Figure 6. Comparing the number of asymptomatic infectives before and after implementing the control measures.

Figure 7. Comparing the number of symptomatic infectives before and after implementing the control measures.

7. Conclusions

This paper proposes an SEAI model of COVID-19 with asymptomatic infection. This paper mainly studies the influence of asymptomatic infected people on the rapid spread of novel coronavirus. Firstly, the basic regeneration number $R_0$ and equilibrium point of the model are calculated. Then, the local asymptotic stability of disease-free equilibrium and endemic equilibrium is proved by Hurwitz criterion, and the stability of disease-free equilibrium is proved by constructing Laplace function, and the uniform persistence of the system is proved. Then, the Pontryagin maximum principle is applied to solve the optimal control problem. Finally, the theoretical results are verified by numerical simulation, and the sensitivity of parameters is analyzed by PRCC technology, which shows that the influence of asymptomatic infected people on the spread of COVID-19 should not be underestimated.

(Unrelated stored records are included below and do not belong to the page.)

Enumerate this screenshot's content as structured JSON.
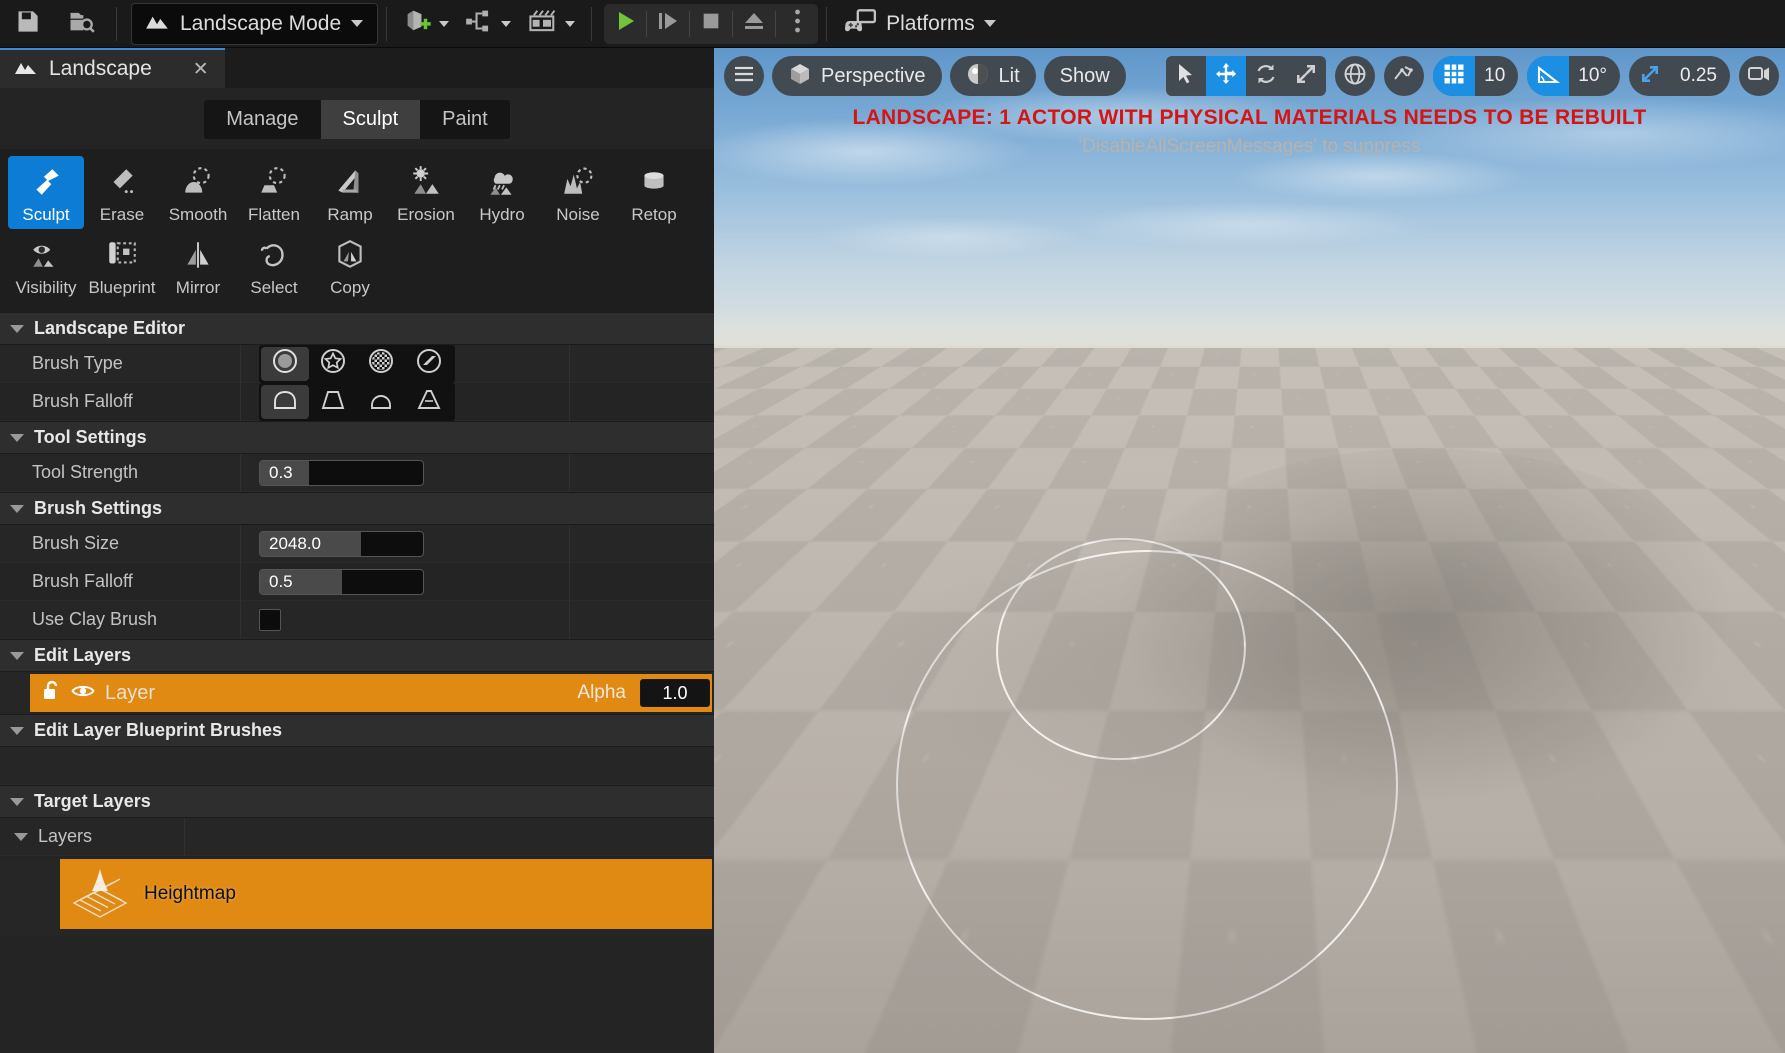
{
  "toolbar": {
    "save_icon": "save-icon",
    "browse_icon": "browse-content-icon",
    "mode_label": "Landscape Mode",
    "mode_icon": "landscape-mode-icon",
    "add_icon": "add-actor-icon",
    "blueprint_icon": "blueprints-icon",
    "cinematics_icon": "cinematics-icon",
    "play_icon": "play-icon",
    "skip_icon": "skip-play-icon",
    "stop_icon": "stop-icon",
    "eject_icon": "eject-icon",
    "more_icon": "more-options-icon",
    "platforms_label": "Platforms",
    "platforms_icon": "platforms-icon"
  },
  "panel": {
    "tab_title": "Landscape",
    "tab_icon": "landscape-icon",
    "close_icon": "close-icon",
    "mode_tabs": [
      {
        "label": "Manage",
        "active": false
      },
      {
        "label": "Sculpt",
        "active": true
      },
      {
        "label": "Paint",
        "active": false
      }
    ],
    "tools_row1": [
      {
        "label": "Sculpt",
        "icon": "trowel-icon",
        "active": true
      },
      {
        "label": "Erase",
        "icon": "eraser-icon",
        "active": false
      },
      {
        "label": "Smooth",
        "icon": "smooth-icon",
        "active": false
      },
      {
        "label": "Flatten",
        "icon": "flatten-icon",
        "active": false
      },
      {
        "label": "Ramp",
        "icon": "ramp-icon",
        "active": false
      },
      {
        "label": "Erosion",
        "icon": "erosion-sun-icon",
        "active": false
      },
      {
        "label": "Hydro",
        "icon": "hydro-rain-icon",
        "active": false
      },
      {
        "label": "Noise",
        "icon": "noise-icon",
        "active": false
      },
      {
        "label": "Retop",
        "icon": "retopologize-icon",
        "active": false
      }
    ],
    "tools_row2": [
      {
        "label": "Visibility",
        "icon": "visibility-eye-icon",
        "active": false
      },
      {
        "label": "Blueprint",
        "icon": "blueprint-brush-icon",
        "active": false
      },
      {
        "label": "Mirror",
        "icon": "mirror-icon",
        "active": false
      },
      {
        "label": "Select",
        "icon": "select-lasso-icon",
        "active": false
      },
      {
        "label": "Copy",
        "icon": "copy-paste-icon",
        "active": false
      }
    ],
    "sections": {
      "landscape_editor": "Landscape Editor",
      "tool_settings": "Tool Settings",
      "brush_settings": "Brush Settings",
      "edit_layers": "Edit Layers",
      "edit_layer_blueprint_brushes": "Edit Layer Blueprint Brushes",
      "target_layers": "Target Layers"
    },
    "brush_type": {
      "label": "Brush Type",
      "options": [
        {
          "icon": "circle-brush-icon",
          "active": true
        },
        {
          "icon": "alpha-brush-icon",
          "active": false
        },
        {
          "icon": "pattern-brush-icon",
          "active": false
        },
        {
          "icon": "component-brush-icon",
          "active": false
        }
      ]
    },
    "brush_falloff_type": {
      "label": "Brush Falloff",
      "options": [
        {
          "icon": "smooth-falloff-icon",
          "active": true
        },
        {
          "icon": "linear-falloff-icon",
          "active": false
        },
        {
          "icon": "spherical-falloff-icon",
          "active": false
        },
        {
          "icon": "tip-falloff-icon",
          "active": false
        }
      ]
    },
    "tool_strength": {
      "label": "Tool Strength",
      "value": "0.3",
      "fill_pct": 30
    },
    "brush_size": {
      "label": "Brush Size",
      "value": "2048.0",
      "fill_pct": 62
    },
    "brush_falloff": {
      "label": "Brush Falloff",
      "value": "0.5",
      "fill_pct": 50
    },
    "use_clay_brush": {
      "label": "Use Clay Brush",
      "checked": false
    },
    "edit_layer": {
      "lock_icon": "unlocked-icon",
      "visible_icon": "eye-icon",
      "name": "Layer",
      "alpha_label": "Alpha",
      "alpha_value": "1.0"
    },
    "layers_group_label": "Layers",
    "target_layer": {
      "name": "Heightmap",
      "icon": "heightmap-icon"
    }
  },
  "viewport": {
    "menu_icon": "hamburger-menu-icon",
    "camera_label": "Perspective",
    "camera_icon": "cube-icon",
    "viewmode_label": "Lit",
    "viewmode_icon": "lit-sphere-icon",
    "show_label": "Show",
    "transform_tools": [
      {
        "icon": "select-arrow-icon",
        "active": false
      },
      {
        "icon": "move-gizmo-icon",
        "active": true
      },
      {
        "icon": "rotate-gizmo-icon",
        "active": false
      },
      {
        "icon": "scale-gizmo-icon",
        "active": false
      }
    ],
    "coord_icon": "world-globe-icon",
    "surface_snap_icon": "surface-snap-icon",
    "grid_snap": {
      "icon": "grid-snap-icon",
      "value": "10",
      "active": true
    },
    "angle_snap": {
      "icon": "angle-snap-icon",
      "value": "10°",
      "active": true
    },
    "scale_snap": {
      "icon": "scale-snap-icon",
      "value": "0.25",
      "active": false
    },
    "camera_speed_icon": "camera-speed-icon",
    "warning_line1": "LANDSCAPE: 1 ACTOR WITH PHYSICAL MATERIALS NEEDS TO BE REBUILT",
    "warning_line2": "'DisableAllScreenMessages' to suppress"
  }
}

In the current COVID-19 epidemic, isolation and keeping social distance are the main measures to control the spread of the virus. The state can start with this aim and implement a perfect isolation policy by taking appropriate measures. For asymptomatic infected people, the state can use advanced technology to identify them and then isolate them to prevent the outbreak of diseases. In addition, the state can also reduce the mobility of the population by raising people’s awareness of COVID-19, including prevention measures such as washing hands frequently, wearing masks when going out, avoiding gatherings of crowds, reducing the contact between susceptible people and infected people, and reducing the constant input of population, so as to slow down and eventually control the spread of this disease.